With a follow-up story the next day:

On the other hand, he mentions several times in his blog and in news stories the word agreement, support, bargain, revenue sharing. Speakeasy has no agreement of any kind with Fon, which would tend to contradict any sense that Fon was sharing revenue with them (unilaterally?) and thus argues that Varsavsky was trying to broaden his appeal by mentioning a U.S. ISP.
Question for Google, Skype, Sequoia, and Index: Did Varsavsky claim a Speakeasy contract? If so, did you do due diligence?
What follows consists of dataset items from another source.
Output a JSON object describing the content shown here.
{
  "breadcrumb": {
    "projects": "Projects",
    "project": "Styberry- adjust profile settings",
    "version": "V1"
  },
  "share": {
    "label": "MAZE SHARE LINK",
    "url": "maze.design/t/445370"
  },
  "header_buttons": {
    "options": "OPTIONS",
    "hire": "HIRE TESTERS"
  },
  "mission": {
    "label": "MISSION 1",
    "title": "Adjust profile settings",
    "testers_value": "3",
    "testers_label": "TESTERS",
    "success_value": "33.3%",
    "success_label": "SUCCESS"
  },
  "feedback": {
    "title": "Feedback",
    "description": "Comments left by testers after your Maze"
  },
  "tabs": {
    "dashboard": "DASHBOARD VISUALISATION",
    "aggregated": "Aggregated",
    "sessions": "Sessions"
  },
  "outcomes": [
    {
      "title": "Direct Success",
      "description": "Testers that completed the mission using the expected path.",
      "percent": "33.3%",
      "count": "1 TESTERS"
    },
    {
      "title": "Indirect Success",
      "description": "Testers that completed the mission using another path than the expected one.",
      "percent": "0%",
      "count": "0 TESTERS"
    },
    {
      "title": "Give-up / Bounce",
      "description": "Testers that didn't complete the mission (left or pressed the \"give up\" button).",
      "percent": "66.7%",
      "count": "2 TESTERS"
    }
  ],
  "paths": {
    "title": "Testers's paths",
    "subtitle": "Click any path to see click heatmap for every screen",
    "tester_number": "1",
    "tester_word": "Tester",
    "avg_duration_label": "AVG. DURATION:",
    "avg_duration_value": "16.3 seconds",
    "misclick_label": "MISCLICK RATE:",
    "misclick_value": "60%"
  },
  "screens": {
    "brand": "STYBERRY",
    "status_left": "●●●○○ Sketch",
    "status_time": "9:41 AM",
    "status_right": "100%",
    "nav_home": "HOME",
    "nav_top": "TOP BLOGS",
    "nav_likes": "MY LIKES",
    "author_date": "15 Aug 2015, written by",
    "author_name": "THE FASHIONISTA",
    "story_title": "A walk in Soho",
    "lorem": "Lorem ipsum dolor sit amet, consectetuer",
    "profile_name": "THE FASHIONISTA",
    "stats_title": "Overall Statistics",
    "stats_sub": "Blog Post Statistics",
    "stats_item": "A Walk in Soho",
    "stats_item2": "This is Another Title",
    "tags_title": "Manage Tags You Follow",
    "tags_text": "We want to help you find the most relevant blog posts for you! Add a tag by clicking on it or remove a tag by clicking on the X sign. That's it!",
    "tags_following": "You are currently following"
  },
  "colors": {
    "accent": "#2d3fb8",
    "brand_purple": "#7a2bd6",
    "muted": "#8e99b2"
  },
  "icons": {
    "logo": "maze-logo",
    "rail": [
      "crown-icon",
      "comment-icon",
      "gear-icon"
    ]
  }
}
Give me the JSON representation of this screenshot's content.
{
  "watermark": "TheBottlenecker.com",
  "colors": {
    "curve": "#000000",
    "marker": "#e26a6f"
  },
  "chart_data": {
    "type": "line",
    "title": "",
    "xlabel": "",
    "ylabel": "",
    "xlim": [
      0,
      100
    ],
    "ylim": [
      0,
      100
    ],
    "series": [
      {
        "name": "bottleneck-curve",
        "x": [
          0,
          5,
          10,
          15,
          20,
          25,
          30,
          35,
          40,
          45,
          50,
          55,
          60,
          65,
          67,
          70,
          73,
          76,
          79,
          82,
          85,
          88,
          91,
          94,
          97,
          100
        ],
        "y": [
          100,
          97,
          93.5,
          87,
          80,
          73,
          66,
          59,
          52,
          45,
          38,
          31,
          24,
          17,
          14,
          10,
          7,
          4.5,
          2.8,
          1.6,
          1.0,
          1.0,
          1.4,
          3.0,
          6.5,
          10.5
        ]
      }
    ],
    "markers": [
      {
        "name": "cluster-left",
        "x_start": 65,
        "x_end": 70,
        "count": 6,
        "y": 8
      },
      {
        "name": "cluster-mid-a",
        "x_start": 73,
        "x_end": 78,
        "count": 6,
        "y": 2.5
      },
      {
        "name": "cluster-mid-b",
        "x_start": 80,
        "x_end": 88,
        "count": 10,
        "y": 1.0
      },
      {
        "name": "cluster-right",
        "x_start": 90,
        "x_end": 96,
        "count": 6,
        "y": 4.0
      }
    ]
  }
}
If not, will he disclaim his statements?
from wifinetnews.com @ Feb 6

Which leads Om Malik to comment the following:

Seems to me that FoN made a bone-headed move on day one of their very public life.
gigaom.com

and Mark Evans to something along the same lines:

In fact, Speakeasy claims FON is replicating its strategy called NetShare in which individuals could generate revenue by sharing their wireless connections. Looks like a big P.R. fiasco for FON.
evans.blogware.com

So, in the first week of being a solidly funded company, supported by some really big names, FON can start to explain that they claimed something that was not really there. I can only hope that the SpeakEasy ‘deal’ did not play a role in the FON valuation process.

I think Martin needs a good PR/Communications manager sitting next to him in interviews, to avoid him of getting carried away.